Show that the lines `x^(2) - 4xy + y^(2) = 0` and `x + y = 10` contain the sides of an equilateral triangle.

We find the joint equation of the pair of lines oA and OB through origin. Each making an angle of `60^(@)` with x + y = 10 whose slope is `-1`.
Let OA (or OB) has slope m.
`therefore` its equation is `y = mx" "….(1)`
Also, `60^(@) = |(m-(-1))/(1+m(-1))|`
`therefore sqrt(3) = |(m+1)/(1-m)|`
Squaring both sides, we get
` 3= ((m+1)^(2))/((1-m)^(2))`
`therefore 3(1-2m+m^(2))=m^(2)+2m+1`
`therefore 3-6m+3m^(2)=m^(2)+2m+1`
`therefore 2m^(2)-8m +2 = 0`
`therefore m^(2) - 4m + 1 = 0`
`therefore((y)/(x))^(2)-4((y)/(x))+1 =0" "`...[By(1)]

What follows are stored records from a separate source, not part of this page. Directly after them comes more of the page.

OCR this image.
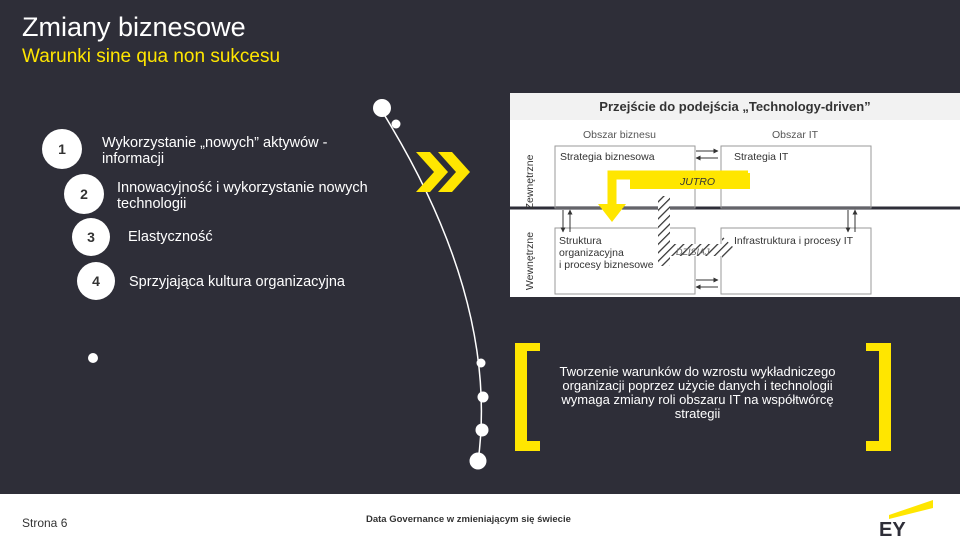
Zmiany biznesowe
Warunki sine qua non sukcesu
1 Wykorzystanie „nowych” aktywów - informacji
2 Innowacyjność i wykorzystanie nowych technologii
3 Elastyczność
4 Sprzyjająca kultura organizacyjna
Przejście do podejścia „Technology-driven”
Obszar biznesu	Obszar IT
Zewnętrzne
Wewnętrzne
Strategia biznesowa	Strategia IT
JUTRO
Struktura
organizacyjna
i procesy biznesowe
Infrastruktura i procesy IT
DZISIAJ
Tworzenie warunków do wzrostu wykładniczego organizacji poprzez użycie danych i technologii wymaga zmiany roli obszaru IT na współtwórcę strategii
Strona 6	Data Governance w zmieniającym się świecie	EY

`therefore y^(2)-4xy +x^(2) =0`
`therefore x^(2) - 4xy + y^(2) = 0` is the joint equation of the two lines through the origin each making an angle of `60^(@)` with x + y = 10
`therefore x^(2) - 4xy + y^(2) = 0` and `x + y = 10` form a triangle OAB which is equilateral.